I have created a symbolic expression using the SymPy package (https://github.com/jverzani/SymPy.jl). I want to now find the roots of that expression using the Roots package

Answer 1

With Julia 0.6 this works straight out of box:

julia> using SymPy, Roots

julia> x = Sym("x")
x

julia> expr = sin(x)
sin(x)

julia> fzeros(expr, -10, 10)
7-element Array{Float64,1}:
 -9.42478
 -6.28319
 -3.14159
  0.0
  3.14159
  6.28319
  9.42478

But it's a lot slower than pure Julia solution. Here are some benchmarks I ran with BenchmarkTools:

Naive Solution (6.8s):

fzeros(expr, -10, 10)

Pure Julia (1.5ms):

fzeros(x-> sin(x), -10, 10)

Semi-Naive (7.6ms):

fzeros(Function(expr), -10, 10)

Explicit Conversion (3.8ms):

expr2 = Function(expr)
fzeros(expr2, -10, 10)

Answer 2

[UPDATE: The discussion below has been superseded in many cases by the recently introduced lambdify function. The call lambdify(expr) creates a julia function that does not call back into SymPy to evaluate, so should be much faster. It should work for most, but certainly not all, expressions.]

It is a two step process:

convert(Function, expr)

will return a function of the free variables, x, in your case. However, the function values are still symbolic and can't be used with fzeros. The inputs can be guessed, but the type of the return value is another story.

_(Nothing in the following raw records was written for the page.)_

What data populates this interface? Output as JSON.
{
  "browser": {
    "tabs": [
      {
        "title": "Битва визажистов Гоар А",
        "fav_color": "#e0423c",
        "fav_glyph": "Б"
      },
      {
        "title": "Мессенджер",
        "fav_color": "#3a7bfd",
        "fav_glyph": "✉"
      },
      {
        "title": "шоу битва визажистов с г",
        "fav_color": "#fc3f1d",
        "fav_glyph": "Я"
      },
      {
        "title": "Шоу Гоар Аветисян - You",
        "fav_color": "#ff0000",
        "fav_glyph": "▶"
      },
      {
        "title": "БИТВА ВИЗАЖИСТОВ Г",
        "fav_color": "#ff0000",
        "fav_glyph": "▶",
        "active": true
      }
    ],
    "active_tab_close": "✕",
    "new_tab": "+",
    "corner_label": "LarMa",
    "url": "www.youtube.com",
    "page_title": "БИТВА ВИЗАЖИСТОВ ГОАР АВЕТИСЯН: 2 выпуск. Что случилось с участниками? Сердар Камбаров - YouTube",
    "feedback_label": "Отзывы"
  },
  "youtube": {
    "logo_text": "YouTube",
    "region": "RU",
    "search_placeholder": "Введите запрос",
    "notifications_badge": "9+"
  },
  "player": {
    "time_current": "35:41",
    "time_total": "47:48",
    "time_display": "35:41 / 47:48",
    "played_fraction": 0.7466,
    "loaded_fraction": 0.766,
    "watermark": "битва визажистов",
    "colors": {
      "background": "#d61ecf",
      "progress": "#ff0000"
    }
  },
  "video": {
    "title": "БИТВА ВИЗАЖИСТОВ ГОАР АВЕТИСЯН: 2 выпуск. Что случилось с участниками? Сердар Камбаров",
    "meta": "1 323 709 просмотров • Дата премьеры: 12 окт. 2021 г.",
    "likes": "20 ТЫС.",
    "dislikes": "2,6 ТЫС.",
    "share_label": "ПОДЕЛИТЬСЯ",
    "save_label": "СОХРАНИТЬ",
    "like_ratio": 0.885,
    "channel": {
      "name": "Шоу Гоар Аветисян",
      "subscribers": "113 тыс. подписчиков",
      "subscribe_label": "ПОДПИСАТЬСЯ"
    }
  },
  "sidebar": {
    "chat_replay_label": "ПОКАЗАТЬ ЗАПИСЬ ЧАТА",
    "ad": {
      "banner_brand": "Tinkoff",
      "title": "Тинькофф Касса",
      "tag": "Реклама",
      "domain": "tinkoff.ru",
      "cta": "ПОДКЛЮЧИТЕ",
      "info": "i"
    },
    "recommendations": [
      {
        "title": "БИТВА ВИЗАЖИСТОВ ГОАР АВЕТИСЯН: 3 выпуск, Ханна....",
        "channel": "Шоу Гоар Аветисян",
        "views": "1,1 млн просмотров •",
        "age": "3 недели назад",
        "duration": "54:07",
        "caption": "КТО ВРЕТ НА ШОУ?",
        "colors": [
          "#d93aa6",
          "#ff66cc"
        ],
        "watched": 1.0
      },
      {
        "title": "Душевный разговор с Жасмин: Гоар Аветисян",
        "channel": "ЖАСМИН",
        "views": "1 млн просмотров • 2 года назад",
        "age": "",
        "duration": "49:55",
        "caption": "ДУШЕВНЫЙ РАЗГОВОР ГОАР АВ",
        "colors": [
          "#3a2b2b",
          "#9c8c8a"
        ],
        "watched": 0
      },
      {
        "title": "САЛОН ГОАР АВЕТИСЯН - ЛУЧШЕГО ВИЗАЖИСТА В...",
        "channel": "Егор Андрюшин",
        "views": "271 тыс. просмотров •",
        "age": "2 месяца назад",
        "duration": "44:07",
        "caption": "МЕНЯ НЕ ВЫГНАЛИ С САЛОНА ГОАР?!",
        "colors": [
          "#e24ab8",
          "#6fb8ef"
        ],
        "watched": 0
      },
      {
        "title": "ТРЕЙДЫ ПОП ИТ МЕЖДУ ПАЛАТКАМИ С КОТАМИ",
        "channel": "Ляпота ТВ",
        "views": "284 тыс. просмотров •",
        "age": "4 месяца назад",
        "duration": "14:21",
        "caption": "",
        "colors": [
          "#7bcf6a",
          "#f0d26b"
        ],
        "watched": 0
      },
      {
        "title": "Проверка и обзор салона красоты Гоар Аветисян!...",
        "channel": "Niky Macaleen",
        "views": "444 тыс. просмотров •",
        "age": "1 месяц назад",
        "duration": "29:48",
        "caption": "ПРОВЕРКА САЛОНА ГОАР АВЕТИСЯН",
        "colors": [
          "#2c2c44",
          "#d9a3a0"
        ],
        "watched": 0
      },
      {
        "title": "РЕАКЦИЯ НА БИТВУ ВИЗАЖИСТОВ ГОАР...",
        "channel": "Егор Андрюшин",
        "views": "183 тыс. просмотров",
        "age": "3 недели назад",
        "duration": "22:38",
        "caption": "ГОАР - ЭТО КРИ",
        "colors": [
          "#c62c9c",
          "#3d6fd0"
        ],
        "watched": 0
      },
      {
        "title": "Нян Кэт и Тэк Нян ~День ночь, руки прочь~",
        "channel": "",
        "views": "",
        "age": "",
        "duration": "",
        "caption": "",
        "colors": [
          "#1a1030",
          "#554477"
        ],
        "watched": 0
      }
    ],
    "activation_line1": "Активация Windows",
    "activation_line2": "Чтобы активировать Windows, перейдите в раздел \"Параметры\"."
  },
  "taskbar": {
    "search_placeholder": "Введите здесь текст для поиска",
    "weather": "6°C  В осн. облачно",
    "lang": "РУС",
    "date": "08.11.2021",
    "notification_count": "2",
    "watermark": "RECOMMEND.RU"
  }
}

However, coercing to float will work in this case:

fzeros(x -> float(convert(Function, expr)), -10, 10)

(You could also do this with a -> float(replace(expr, x, a)).)

For this simple example solve(expr) will also work, but in general, the findroot function in SymPy is not exposed, so numeric root solving via SymPy isn't a workaround without some effort by the end-users.